O garoto e a leoa
Ivana Maria França de Negri
Ele se chamava Gerson, tinha 19 anos, e seu sonho, desde sempre, era ser domador de leões na África. Tinha adoração por leões!
A leoa, se chamava Leona, tinha 18 anos, nasceu em cativeiro, e seu sonho era viver livre nas savanas da África.
Os dois foram protagonistas de uma fatalidade que foi filmada ao vivo e virou manchete no mundo todo.
O menino era vulnerável, criado longe da família, pois tanto os pais como os avós tinham problemas mentais. Ele e os irmãos foram tirados da mãe ainda pequenos. Os dois irmãos saudáveis tiveram melhor sorte e foram adotados. Mas Gerson não foi, pois tinha fortes traços de esquizofrenia e viveu até os dezoito anos numa instituição. Completada a maioridade, foi largado à própria sorte.
Leona nunca viveu em um ambiente natural, passou toda vida num espaço limitado, servindo de atração para as pessoas.
Dois seres frágeis, inocentes, protagonistas de uma desgraça por falha humana. O jovem precisava de cuidados. A leoa precisava de liberdade.
Ele adentrou no espaço dela num zoo em João Pessoa, sem noção alguma do perigo, e foi morto pelo felino na frente de todos que estavam ali naquele momento e nada puderam fazer.

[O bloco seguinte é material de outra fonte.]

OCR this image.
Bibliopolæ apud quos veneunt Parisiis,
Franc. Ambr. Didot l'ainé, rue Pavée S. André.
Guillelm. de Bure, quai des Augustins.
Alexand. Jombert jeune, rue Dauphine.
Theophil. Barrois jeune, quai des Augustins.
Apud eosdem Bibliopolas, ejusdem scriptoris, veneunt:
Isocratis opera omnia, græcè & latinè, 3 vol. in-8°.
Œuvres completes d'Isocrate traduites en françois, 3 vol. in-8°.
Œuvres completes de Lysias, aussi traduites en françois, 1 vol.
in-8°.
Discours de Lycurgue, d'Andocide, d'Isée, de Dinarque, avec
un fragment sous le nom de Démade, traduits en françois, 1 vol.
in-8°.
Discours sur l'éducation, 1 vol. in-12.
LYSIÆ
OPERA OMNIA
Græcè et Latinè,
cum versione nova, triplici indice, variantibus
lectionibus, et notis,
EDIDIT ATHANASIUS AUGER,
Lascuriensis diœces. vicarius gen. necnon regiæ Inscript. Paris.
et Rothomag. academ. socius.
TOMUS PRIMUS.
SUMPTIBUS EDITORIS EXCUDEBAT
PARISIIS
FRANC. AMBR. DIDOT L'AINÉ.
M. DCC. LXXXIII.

Ele não queria matar a leoa. Em seus desvarios, imaginava que ia abraçá-la, e ela o receberia como um gatinho manso e retribuiria o abraço. Por isso desceu no recinto sem medo algum. Ela não estava acostumada a invasores e reagiu, num comportamento instintivo de defesa de seu território.
Dessa tragédia surge um debate: ainda precisamos de zoológicos no Brasil? Qual o papel de um zoológico? Se for educativo, estamos numa era de enormes avanços tecnológicos! Precisamos aprisionar animais selvagens e subjugá-los a prisões perpétuas para nosso lazer e diversão? Temos esse direito? Esse modelo já não está ultrapassado?

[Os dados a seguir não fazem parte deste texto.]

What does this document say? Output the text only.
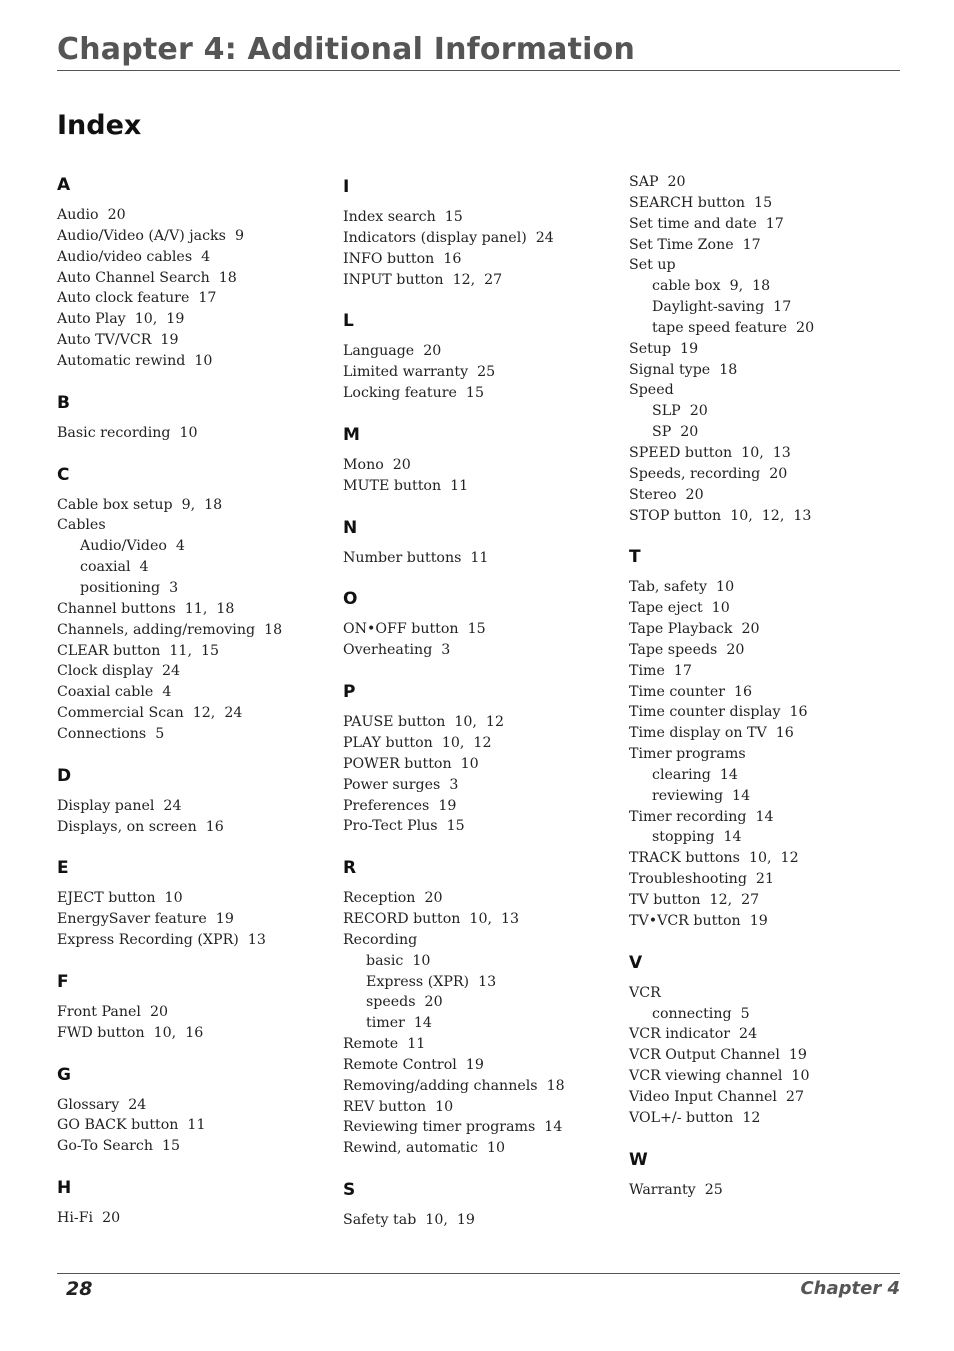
Chapter 4: Additional Information
Index
A
Audio  20
Audio/Video (A/V) jacks  9
Audio/video cables  4
Auto Channel Search  18
Auto clock feature  17
Auto Play  10,  19
Auto TV/VCR  19
Automatic rewind  10
B
Basic recording  10
C
Cable box setup  9,  18
Cables
Audio/Video  4
coaxial  4
positioning  3
Channel buttons  11,  18
Channels, adding/removing  18
CLEAR button  11,  15
Clock display  24
Coaxial cable  4
Commercial Scan  12,  24
Connections  5
D
Display panel  24
Displays, on screen  16
E
EJECT button  10
EnergySaver feature  19
Express Recording (XPR)  13
F
Front Panel  20
FWD button  10,  16
G
Glossary  24
GO BACK button  11
Go-To Search  15
H
Hi-Fi  20
I
Index search  15
Indicators (display panel)  24
INFO button  16
INPUT button  12,  27
L
Language  20
Limited warranty  25
Locking feature  15
M
Mono  20
MUTE button  11
N
Number buttons  11
O
ON•OFF button  15
Overheating  3
P
PAUSE button  10,  12
PLAY button  10,  12
POWER button  10
Power surges  3
Preferences  19
Pro-Tect Plus  15
R
Reception  20
RECORD button  10,  13
Recording
basic  10
Express (XPR)  13
speeds  20
timer  14
Remote  11
Remote Control  19
Removing/adding channels  18
REV button  10
Reviewing timer programs  14
Rewind, automatic  10
S
Safety tab  10,  19
SAP  20
SEARCH button  15
Set time and date  17
Set Time Zone  17
Set up
cable box  9,  18
Daylight-saving  17
tape speed feature  20
Setup  19
Signal type  18
Speed
SLP  20
SP  20
SPEED button  10,  13
Speeds, recording  20
Stereo  20
STOP button  10,  12,  13
T
Tab, safety  10
Tape eject  10
Tape Playback  20
Tape speeds  20
Time  17
Time counter  16
Time counter display  16
Time display on TV  16
Timer programs
clearing  14
reviewing  14
Timer recording  14
stopping  14
TRACK buttons  10,  12
Troubleshooting  21
TV button  12,  27
TV•VCR button  19
V
VCR
connecting  5
VCR indicator  24
VCR Output Channel  19
VCR viewing channel  10
Video Input Channel  27
VOL+/- button  12
W
Warranty  25
28	Chapter 4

O caso poderia ser tratado como mais uma “fatalidade”, mas tragédias como essa são frequentes em zoológicos ao redor do mundo. Invasões, mortes, fugas e conflitos envolvendo humanos e animais mostram que essas instituições não são tão seguras quanto se imagina, nem para os animais ali mantidos, nem para o público.
É hora de revisar o papel dos zoológicos. Será que não existem alternativas mais éticas, projetos que respeitem a vida selvagem, não causem sofrimento e estresse para os animais e sejam educativos para as crianças?
Existem no mundo alguns santuários, onde animais que foram feridos, ou tenham defeitos físicos que os impedem de viver nas selvas, possam ser cuidados. E como não podem voltar à natureza, podem ser visitados, mas em recintos que lembrem seu habitat natural e não em minúsculas jaulas, verdadeiras prisões perpétuas de inocentes.
No tribunal da internet, muitos culparam a leoa e insistiam que deveria ser sacrificada. Outros culparam o jovem, sem saber de seus problemas mentais. Outros ainda, culparam a segurança do zoo. Mas como iriam imaginar que alguém iria driblar todos os obstáculos para entrar por livre e espontânea vontade dentro do recinto dos leões?
A leoa é isenta de culpa, presa, nunca teve liberdade, e quando viu o invasor do seu espaço, ela o atacou, não por fome, mas porque seus instintos afloraram.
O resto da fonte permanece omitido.